INTRODUCTION

More than ten million US residents have been diagnosed with the novel coronavirus (SARS-CoV-2) that causes COVID-19. Testing for concomitant viral respiratory pathogens was initially recommended by the Centers for Disease Control and Prevention (CDC) prior widespread testing for COVID-19. Early reports of coinfection rates with other respiratory pathogens with SARS-CoV-2 varied widely between 0 and 21% and are limited by small sample sizes.1,2,3 Uncertainty remains in understanding coinfection rates in patients with suspected COVID-19. We report on the presence of viral co-detection between SARS-CoV-2 and other respiratory pathogens in patients presenting to a tertiary care facility in the southeastern US with a moderate caseload of SARS-CoV-2.

METHODS

We conducted a retrospective analysis of patients presenting to Vanderbilt University Medical Center (VUMC) between March 9, 2020, and October 2, 2020. During this time, Davidson County had a moderate disease burden of COVID-194 with a median of 13.9 (11.2, 24.5) daily new cases per 100,000 residents. Davidson County began a stay-at-home order on March 23, 2020, and began to gradually reopen May 11, 2020. Subjects were included if they were tested for SARS-CoV-2 with reverse transcriptase polymerase chain reaction (RT-PCR) and were also tested with a multiplex RT-PCR respiratory pathogen panel (influenza A and B, Adenovirus, Bordetella parapertussis, Bordetella pertussis, Chlamydia pneumoniae, coronavirus 229E, HKU1, NL63, OC43, Metapneumovirus, Parainfluenza, Mycoplasma pneumoniae, RSV, and Rhinovirus/enterovirus) on the same day of the SARS-CoV-2 test. Only the first overall test for a subject for SARS-CoV-2 was included. Asymptomatic individuals identified by treating clinicians through the electronic health record at the time of SARS-CoV-2 testing were excluded. Analysis is primarily descriptive in nature. This study was approved by the VUMC institutional review board as exempt.

RESULTS

Overall, there were 145,198 tests for SARS-CoV-2 for 100,121 unique individuals within the study period. There were 3105 symptomatic subjects tested for SARS-CoV-2 with concomitant respiratory pathogen panel testing during the study period. The cohort is described in Table 1. Among those tested for both SARS-CoV-2 and other respiratory pathogens, 288 (9.3%) subjects tested positive for SARS-CoV-2 and among these, 14 (4.9%) tested positive for a second respiratory pathogen. Those with a co-detection of SARS-CoV-2 and another respiratory pathogen were younger than those who had an isolated detection of SARS-CoV-2 (mean of 14.0 vs. 42.4 years). Among subjects who tested negative for SARS-CoV-2, Rhinovirus/enterovirus (60.9% of all SARS-CoV-2 negative patients) was the most common respiratory pathogen whereas both Adenovirus and Rhinovirus/enterovirus (42.9% of all SARS-CoV-2 positive patients each) were the most common respiratory pathogens among patients who tested positive for SARS-CoV-2 (Table 2).
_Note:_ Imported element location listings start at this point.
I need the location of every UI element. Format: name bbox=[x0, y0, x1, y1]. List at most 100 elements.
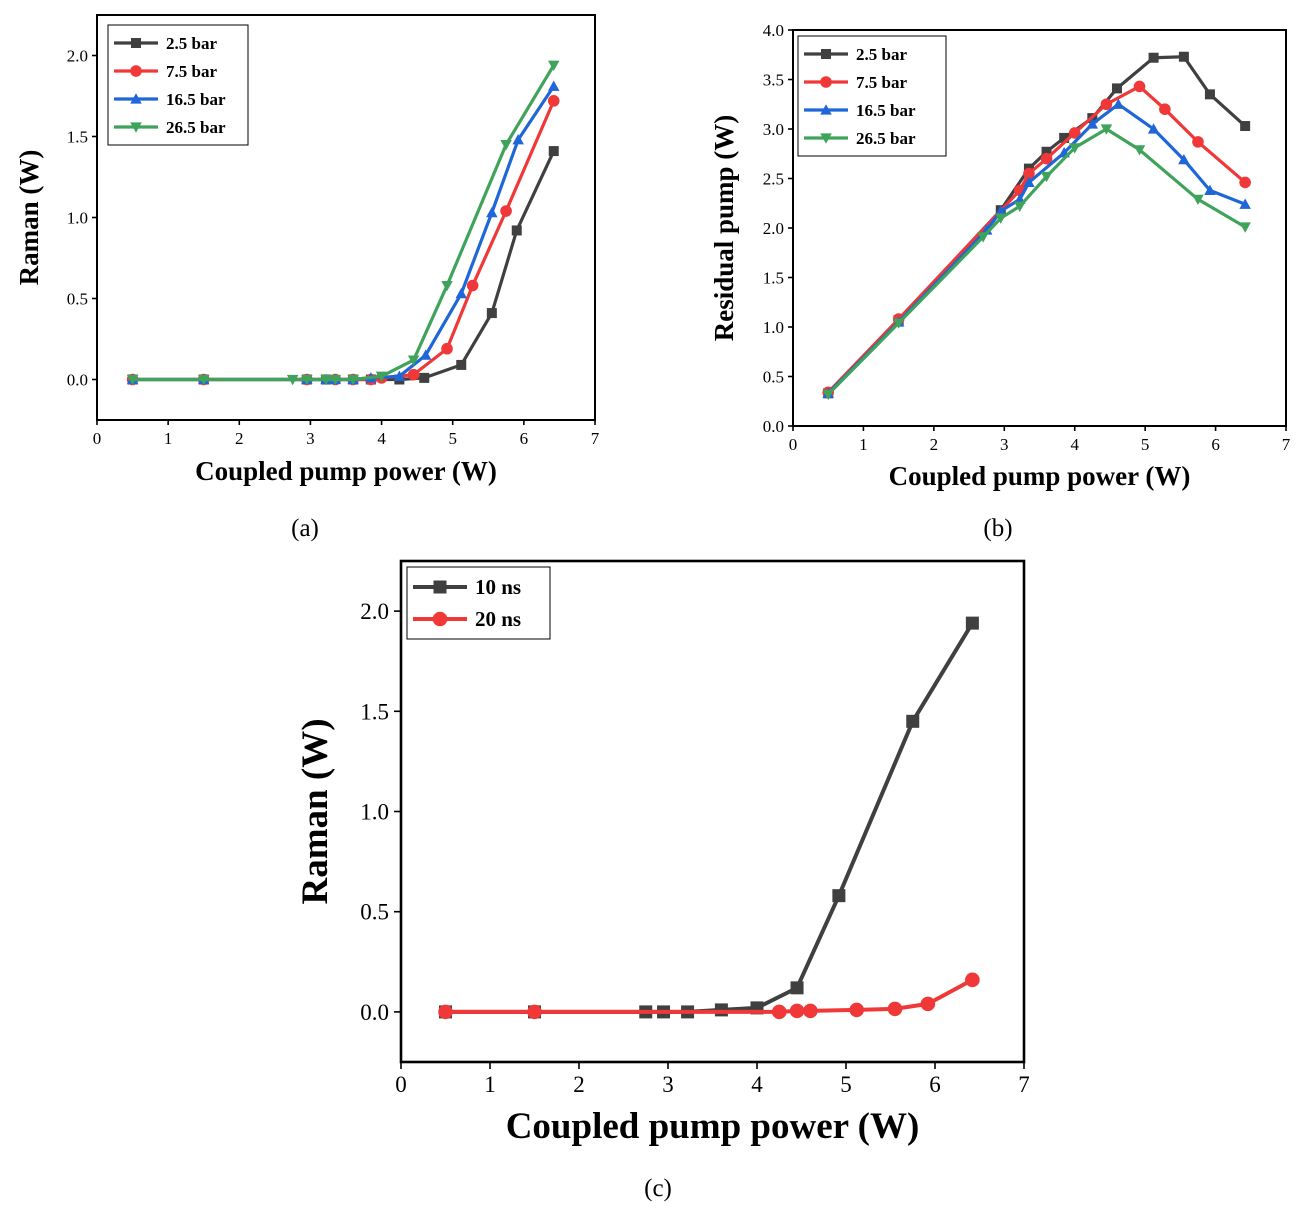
data-point bbox=[803, 1003, 818, 1019]
y-tick-label: 2.0 bbox=[360, 599, 389, 624]
data-point bbox=[407, 355, 420, 366]
data-point bbox=[1204, 89, 1215, 100]
x-tick-label: 0 bbox=[93, 429, 102, 448]
data-point bbox=[466, 279, 479, 292]
x-tick-label: 3 bbox=[662, 1072, 674, 1097]
data-point bbox=[1147, 123, 1160, 134]
y-tick-label: 3.5 bbox=[763, 71, 784, 90]
data-point bbox=[1040, 171, 1053, 183]
x-tick-label: 0 bbox=[395, 1072, 407, 1097]
x-tick-label: 6 bbox=[929, 1072, 941, 1097]
chart-panel-c: 0 1 2 3 4 5 6 7 0.0 0.5 1.0 1.5 2.0 Coupled pump powe… bbox=[295, 559, 1030, 1202]
legend-entry: 2.5 bar bbox=[856, 45, 907, 64]
data-point bbox=[1040, 152, 1053, 165]
data-point bbox=[771, 1004, 787, 1020]
series-10-ns bbox=[439, 616, 979, 1019]
x-axis-label: Coupled pump power (W) bbox=[889, 461, 1191, 491]
x-tick-label: 3 bbox=[306, 429, 315, 448]
legend-entry: 7.5 bar bbox=[856, 73, 907, 92]
data-point bbox=[1239, 198, 1251, 209]
data-point bbox=[1240, 121, 1251, 132]
data-point bbox=[1112, 98, 1125, 109]
data-point bbox=[995, 205, 1007, 216]
data-point bbox=[906, 714, 920, 728]
x-tick-label: 3 bbox=[1000, 435, 1009, 454]
x-tick-label: 4 bbox=[1070, 435, 1079, 454]
data-point bbox=[995, 213, 1007, 224]
x-tick-label: 7 bbox=[1018, 1072, 1030, 1097]
data-point bbox=[320, 374, 332, 386]
data-point bbox=[329, 374, 342, 386]
y-tick-label: 1.5 bbox=[360, 699, 389, 724]
legend-box bbox=[406, 566, 551, 640]
data-point bbox=[547, 60, 560, 71]
legend-entry: 2.5 bar bbox=[166, 34, 217, 53]
y-axis-label: Residual pump (W) bbox=[709, 115, 739, 342]
data-point bbox=[1068, 143, 1081, 154]
series-2.5-bar bbox=[127, 146, 559, 385]
data-point bbox=[197, 374, 210, 386]
x-tick-label: 5 bbox=[840, 1072, 852, 1097]
y-tick-label: 2.5 bbox=[763, 170, 784, 189]
y-tick-label: 0.0 bbox=[360, 1000, 389, 1025]
data-point bbox=[419, 372, 430, 383]
data-point bbox=[1239, 222, 1251, 233]
x-tick-label: 7 bbox=[591, 429, 600, 448]
legend-marker bbox=[433, 580, 447, 594]
data-point bbox=[486, 308, 497, 319]
data-point bbox=[1059, 132, 1070, 143]
y-axis-label: Raman (W) bbox=[295, 718, 336, 904]
series-26.5-bar bbox=[822, 124, 1251, 401]
data-point bbox=[789, 1003, 805, 1019]
data-point bbox=[832, 889, 846, 903]
x-tick-label: 1 bbox=[164, 429, 173, 448]
data-point bbox=[1023, 167, 1035, 180]
data-point bbox=[548, 146, 559, 157]
data-point bbox=[1192, 194, 1204, 206]
legend-marker bbox=[130, 93, 142, 104]
legend-marker bbox=[820, 76, 832, 88]
legend: 10 ns 20 ns bbox=[406, 566, 551, 640]
y-tick-label: 1.0 bbox=[763, 318, 784, 337]
x-tick-label: 1 bbox=[859, 435, 868, 454]
data-point bbox=[920, 996, 936, 1012]
data-point bbox=[892, 318, 905, 329]
legend-entry: 26.5 bar bbox=[166, 118, 226, 137]
data-point bbox=[547, 95, 560, 107]
legend-entry: 20 ns bbox=[475, 607, 521, 631]
data-point bbox=[1204, 184, 1216, 195]
data-point bbox=[1178, 153, 1190, 165]
data-point bbox=[407, 368, 420, 381]
data-point bbox=[1041, 146, 1052, 157]
legend-marker bbox=[821, 49, 831, 59]
panel-caption: (c) bbox=[644, 1175, 672, 1202]
y-tick-label: 1.0 bbox=[360, 800, 389, 825]
data-point bbox=[511, 225, 522, 236]
data-point bbox=[512, 133, 524, 145]
x-tick-label: 5 bbox=[448, 429, 457, 448]
data-point bbox=[1178, 51, 1189, 62]
data-point bbox=[486, 206, 498, 218]
data-point bbox=[500, 140, 512, 151]
chart-panel-b: 0 1 2 3 4 5 6 7 0.0 0.5 1.0 1.5 2.0 2.5 3.0 3.5 4.0 Coupl… bbox=[709, 21, 1291, 542]
legend-entry: 7.5 bar bbox=[166, 62, 217, 81]
data-point bbox=[347, 374, 359, 386]
x-tick-label: 1 bbox=[484, 1072, 496, 1097]
y-tick-label: 1.0 bbox=[67, 209, 88, 228]
y-axis-label: Raman (W) bbox=[14, 150, 44, 286]
data-point bbox=[1014, 201, 1026, 212]
data-point bbox=[500, 205, 512, 217]
legend-marker bbox=[820, 133, 832, 144]
legend-marker bbox=[432, 611, 448, 627]
x-axis-label: Coupled pump power (W) bbox=[506, 1106, 920, 1147]
legend-entry: 16.5 bar bbox=[856, 101, 916, 120]
data-point bbox=[1133, 80, 1146, 93]
data-point bbox=[547, 80, 560, 91]
y-tick-label: 0.5 bbox=[360, 900, 389, 925]
series-line bbox=[132, 64, 556, 382]
x-axis-label: Coupled pump power (W) bbox=[195, 456, 497, 486]
data-point bbox=[441, 280, 453, 292]
legend-marker bbox=[820, 104, 832, 115]
y-tick-label: 0.0 bbox=[67, 371, 88, 390]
Table 1 Demographics of Patients Included in the Analysis by SARS-CoV-2 and Viral Respiratory Pathogen Status
Table 2 Distribution of Viral Respiratory Pathogens by SARS-CoV-2 Status

DISCUSSION

We report the respiratory co-detection rate in a single, tertiary care center in the USA with a moderate caseload of SARS-CoV-2. This is the largest sample of co-detection of SARS-CoV-2 and other respiratory pathogens encompassing a longer duration and later phases of the pandemic. Compared with prior reports in the USA of 1.9%5 and 20.7%,1 we found that the respiratory pathogen co-detection rate (4.9%) in our sample is low. This suggests that the utility of simultaneous respiratory pathogen testing may be limited in the setting of a positive SARS-CoV-2 test, particularly in adults. Potential reasons for lower rates of co-detection include seasonality and background rates of other viral respiratory pathogens which are expected to be higher in winter months, yet not included in our study timeframe. However, our study includes a longer timeframe and more patients with SARS-CoV-2 than previously published along with an extended temporal window that includes time periods before, during, and after the most stringent social distancing recommendations in Tennessee. Also, the onset of the pandemic changed human behavior to increase hand hygiene6 and the use of mitigation measures (e.g., mask wearing) all of which decrease transmission.7

Our findings are limited by the non-systematic testing for respiratory pathogens which was determined by the treating clinician and subsequently subject to bias. Further, respiratory coinfection in the setting of lower COVID-19 disease prevalence may not be generalizable to larger populations with higher prevalence rates. Finally, test characteristics for the RT-PCR were not available due to the vast heterogeneity in testing reagents due to the supply chain limitations affecting US hospitals during this early phase of the pandemic.